Tajikistan has faced rising liquefied natural gas (LNG) prices and is looking for alternative fuel supplies as Kazakhstan has decided to temporarily halt LNG exports and Russia has released free prices for this type of fuel.
Kazakh media reports say Kazakhstan has stopped liquefied petroleum gas (LPG), propane and butane exports for the period of three years to ensure its domestic market is fully supplied.
Kazakh Minister of Energy Almasadam Satkaliyev believes that liquefied petroleum gas prices will rise in Kazakhstan anyway.
Meanwhile, there is a liquefied petroleum gas shortage at gas stations in Kazakhstan and it is sold only with coupons.
An acute shortage of the liquefied petroleum gas has reportedly resulted in Kazakhstan from mass purchase of it by agricultural producers. They used the liquefied petroleum gas for drying grain in elevators.

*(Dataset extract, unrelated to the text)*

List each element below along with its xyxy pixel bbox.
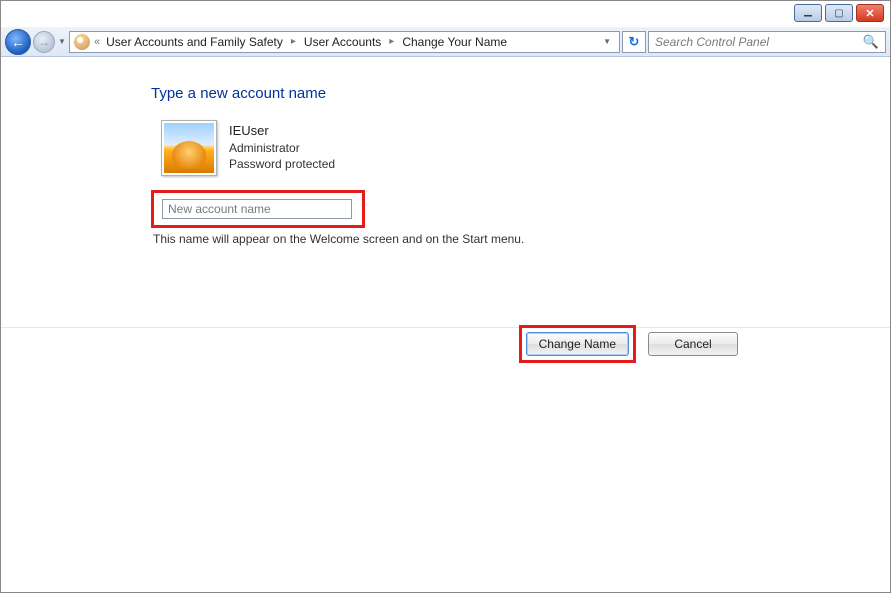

The liquefied natural gas (LNG) prices have sharply risen in Tajikistan this month. In Dushanbe, LNG prices rose from 6.20 somonis per liter on October 9 to 7.00 somonis on October 13.

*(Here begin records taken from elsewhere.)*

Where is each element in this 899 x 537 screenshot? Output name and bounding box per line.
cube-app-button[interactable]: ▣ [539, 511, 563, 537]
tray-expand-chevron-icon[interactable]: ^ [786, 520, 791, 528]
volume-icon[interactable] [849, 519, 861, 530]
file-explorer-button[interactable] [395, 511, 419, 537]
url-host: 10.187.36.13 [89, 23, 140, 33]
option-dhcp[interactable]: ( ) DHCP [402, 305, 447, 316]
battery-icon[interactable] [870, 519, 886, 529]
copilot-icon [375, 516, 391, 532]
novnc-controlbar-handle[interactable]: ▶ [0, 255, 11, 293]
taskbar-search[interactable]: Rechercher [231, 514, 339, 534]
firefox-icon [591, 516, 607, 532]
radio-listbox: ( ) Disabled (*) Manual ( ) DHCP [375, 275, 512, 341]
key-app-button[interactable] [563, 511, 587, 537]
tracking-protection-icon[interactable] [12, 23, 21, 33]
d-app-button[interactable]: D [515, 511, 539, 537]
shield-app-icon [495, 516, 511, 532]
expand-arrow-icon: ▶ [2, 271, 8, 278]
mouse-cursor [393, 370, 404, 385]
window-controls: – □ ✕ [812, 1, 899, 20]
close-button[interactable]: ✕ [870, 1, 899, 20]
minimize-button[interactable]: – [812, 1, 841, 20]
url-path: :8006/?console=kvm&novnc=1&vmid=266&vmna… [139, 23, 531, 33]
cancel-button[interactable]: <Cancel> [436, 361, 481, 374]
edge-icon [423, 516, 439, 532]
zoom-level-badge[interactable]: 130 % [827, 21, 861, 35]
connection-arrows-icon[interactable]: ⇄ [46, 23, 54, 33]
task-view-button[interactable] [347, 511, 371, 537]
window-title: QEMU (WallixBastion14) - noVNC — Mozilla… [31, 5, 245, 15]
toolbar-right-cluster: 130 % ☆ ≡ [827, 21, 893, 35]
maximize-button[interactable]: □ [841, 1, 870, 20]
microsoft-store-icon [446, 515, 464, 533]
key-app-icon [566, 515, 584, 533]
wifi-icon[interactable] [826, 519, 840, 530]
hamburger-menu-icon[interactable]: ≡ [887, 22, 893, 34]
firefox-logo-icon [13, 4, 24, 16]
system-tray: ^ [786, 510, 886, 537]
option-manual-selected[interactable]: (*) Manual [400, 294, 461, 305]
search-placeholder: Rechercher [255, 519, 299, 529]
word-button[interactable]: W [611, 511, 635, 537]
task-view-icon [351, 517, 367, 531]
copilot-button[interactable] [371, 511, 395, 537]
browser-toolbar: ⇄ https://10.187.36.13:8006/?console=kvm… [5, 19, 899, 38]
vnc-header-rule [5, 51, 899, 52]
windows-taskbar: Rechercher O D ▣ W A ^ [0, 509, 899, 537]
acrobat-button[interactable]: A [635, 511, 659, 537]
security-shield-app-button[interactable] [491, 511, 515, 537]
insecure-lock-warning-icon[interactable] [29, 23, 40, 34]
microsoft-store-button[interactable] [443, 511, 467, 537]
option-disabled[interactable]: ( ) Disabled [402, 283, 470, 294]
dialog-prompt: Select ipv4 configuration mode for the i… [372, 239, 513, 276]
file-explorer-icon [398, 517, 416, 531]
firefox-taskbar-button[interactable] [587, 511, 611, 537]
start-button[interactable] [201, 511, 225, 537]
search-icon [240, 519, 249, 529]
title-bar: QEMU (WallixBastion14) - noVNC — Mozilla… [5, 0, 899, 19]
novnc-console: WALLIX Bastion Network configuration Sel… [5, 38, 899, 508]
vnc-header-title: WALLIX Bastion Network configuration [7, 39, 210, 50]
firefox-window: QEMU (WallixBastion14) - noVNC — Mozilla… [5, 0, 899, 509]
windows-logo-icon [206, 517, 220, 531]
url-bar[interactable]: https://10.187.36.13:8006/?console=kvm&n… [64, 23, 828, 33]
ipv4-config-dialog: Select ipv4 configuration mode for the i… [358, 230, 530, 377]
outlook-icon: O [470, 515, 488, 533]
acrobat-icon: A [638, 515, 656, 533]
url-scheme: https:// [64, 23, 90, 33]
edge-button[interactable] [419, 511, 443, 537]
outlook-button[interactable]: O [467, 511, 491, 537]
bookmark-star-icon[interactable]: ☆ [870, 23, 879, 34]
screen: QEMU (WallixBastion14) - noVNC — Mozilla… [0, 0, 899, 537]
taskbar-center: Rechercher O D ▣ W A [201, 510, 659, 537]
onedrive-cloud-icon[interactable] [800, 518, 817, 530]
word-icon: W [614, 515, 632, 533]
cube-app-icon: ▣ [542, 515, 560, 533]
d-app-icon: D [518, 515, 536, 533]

Kazakhstan, which is Central Asia’s biggest oil producer, provides the bulk of Tajikistan’s LNG imports, accounting for about 86 percent of Tajikistan’s LNG imports.
It is to be noted that more than 60 percent of motor vehicles in the country use liquefied natural gas as fuel.
Officials at the Antimonopoly Agency of Tajikistan say the LNG price hike has resulted from the rising cost of liquefied natural gas in the exporting countries, Kazakhstan and Russia.